Mentor: Eun-Ah Kim
Mentor's Responsibility for PARADIM: In-house research (Theory), Cornell
REU intern: William Taranto
Euh-Ah Kim earned her B.S., Physics, 1998, Seoul National University, M.S., Physics, 2000, Seoul National University. Ph.D., Physics, 2005, University of Illinois at Urbana-Champaign, was a Postdoctoral Scholar, Stanford University, 2005-2008, and Professor, Physics, Cornell University, 2019. Her research interests lie in the theoretical study of the collective phenomena condensed matter systems exhibit, and in understanding how such phenomena emerges from microscopic physics. She is especially, interested in the physics of strongly correlated systems: systems consisting of many strongly interacting degrees of freedom. Strong correlations can lead to a surprisingly rich diversity of novel phenomena that are highly non-trivial from a single particle perspective. Over the last few decades, new experimental discoveries, through the development of new experimental probes and the fabrication of ever more exotic materials and devices, have been raising unexpected and conceptually deep questions. The possibility of obtaining a non-trivial understanding through a close interaction and synergy with experimental colleagues make the theoretical study of this field exciting and rich.
Among various topics that fall under the above category, she is currently focusing on 1) Fe and Cu based High Temperature Superconductivity, 2) Topological phases, 3) Application of neural network based machine learning.
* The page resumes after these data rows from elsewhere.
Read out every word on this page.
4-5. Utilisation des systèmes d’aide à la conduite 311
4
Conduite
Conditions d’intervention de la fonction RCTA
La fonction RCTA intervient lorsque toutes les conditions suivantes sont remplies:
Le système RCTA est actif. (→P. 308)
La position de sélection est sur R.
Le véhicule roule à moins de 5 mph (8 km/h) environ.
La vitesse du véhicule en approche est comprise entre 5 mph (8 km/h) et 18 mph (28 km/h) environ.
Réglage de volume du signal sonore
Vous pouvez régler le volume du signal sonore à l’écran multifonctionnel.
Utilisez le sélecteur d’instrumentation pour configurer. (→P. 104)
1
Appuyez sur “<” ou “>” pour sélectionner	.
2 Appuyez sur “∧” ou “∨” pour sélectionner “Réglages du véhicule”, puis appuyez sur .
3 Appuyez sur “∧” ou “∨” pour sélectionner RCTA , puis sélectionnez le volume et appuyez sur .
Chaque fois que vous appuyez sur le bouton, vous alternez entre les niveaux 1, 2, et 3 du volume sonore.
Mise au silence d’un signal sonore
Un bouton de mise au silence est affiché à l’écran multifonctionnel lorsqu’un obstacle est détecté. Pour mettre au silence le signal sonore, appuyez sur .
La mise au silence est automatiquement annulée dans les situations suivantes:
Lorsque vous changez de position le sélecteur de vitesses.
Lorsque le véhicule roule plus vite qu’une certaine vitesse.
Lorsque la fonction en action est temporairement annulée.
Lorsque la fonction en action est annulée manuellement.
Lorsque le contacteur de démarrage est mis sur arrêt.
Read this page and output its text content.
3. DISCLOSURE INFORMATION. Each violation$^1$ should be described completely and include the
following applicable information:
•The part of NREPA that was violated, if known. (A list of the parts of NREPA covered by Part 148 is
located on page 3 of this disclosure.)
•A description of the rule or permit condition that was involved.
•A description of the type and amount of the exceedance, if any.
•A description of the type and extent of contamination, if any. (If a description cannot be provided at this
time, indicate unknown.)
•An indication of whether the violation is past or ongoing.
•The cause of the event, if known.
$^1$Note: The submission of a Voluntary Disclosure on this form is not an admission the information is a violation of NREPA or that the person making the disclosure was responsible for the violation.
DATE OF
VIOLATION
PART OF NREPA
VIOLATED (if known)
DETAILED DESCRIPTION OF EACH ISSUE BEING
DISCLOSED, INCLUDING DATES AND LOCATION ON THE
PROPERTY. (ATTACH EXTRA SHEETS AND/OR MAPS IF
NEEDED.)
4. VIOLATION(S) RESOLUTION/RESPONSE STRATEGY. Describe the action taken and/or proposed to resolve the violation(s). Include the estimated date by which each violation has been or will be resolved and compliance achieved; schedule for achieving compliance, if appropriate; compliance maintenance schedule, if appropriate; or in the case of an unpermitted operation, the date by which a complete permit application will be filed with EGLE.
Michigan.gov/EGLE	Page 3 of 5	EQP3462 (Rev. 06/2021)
Using machine learning to quantify the symmetry breaking of STM twisted bilayer graphene data
Twisted Bilayer Graphene (TBG), a graphene bilayer with one layer oriented at a certain angle relative to the other, has been undergoing a wealth of research due to its superconductive properties at the ‘magic angle’ (~1.1 degrees). STM images of TBG twisted to the magic angle will be examined; under certain voltage bias slices, the TBG exhibits spontaneous symmetry breaking. Although this is visually apparent, there is a need to quantify such a qualitative observation. Machine learning (ML) techniques can structure the data which in turn can describe and quantify symmetry breaking. However, raw STM images have too many features for an ML algorithm to adequately describe. Therefore, we construct a smaller set of peticular features of the STM data that retain the symmetry breaking characteristics while also reducing enougth to be appropriately analyzed by an ML algorithm. The results of the ML algorithm characterizes the structure of the data and gives insight into the type and degree of symmetry breaking.
Project question that defines the REU student's project:
How can machine learning (ML) be used to quantify the kind and extent of symmetry breaking seen in STM data of TBG which is rich in data yet limited in sample size?
Project plan/research task to answer the research question:
The nature of the project is very exploratory and requires that tasks be dynamic. The first step to the project will be to find a natural way to represent the data, so that a machine learning (ML) algorithm can reasonably act on it but still preserve the characteristic symmetry breaking. Such a task must also be generalizable to ensure that the same ML algorithm can be applied to multiple data sets without manual bias. Once an appropriate feature selection algorithm is achieved data can be fed into a ML algorithm. The results of the algorithm can be interpreted to conclude if the results given can be used or not. If not there are several hyperparameters of the ML algorithm that can be tuned to achieve better results. Then several test data sets can be used to verify the *appropriate hyperparameters. Finally, all of the data sets may be analyzed and interpreted to find descripted and hopefully quantifiable attributes of the data. This may lead to a method quantifying TBG symmetry breaking. Depending on the status of the project’s experimental colaborators, there may be the possibility of obtaining more data, which could further prove or refine the methods previously employed. Ultimately, a general algorithm could be created that quantifies and defines the symmetry breaking that TBG undergoes in different circumstances.
List of tasks to be performed by the REU student and tasks to be performed by the mentor to answer the research questions:
All of the above will be done by the REU student. However, direction and close advisory will be given to ensure that the project stays on path and is successful.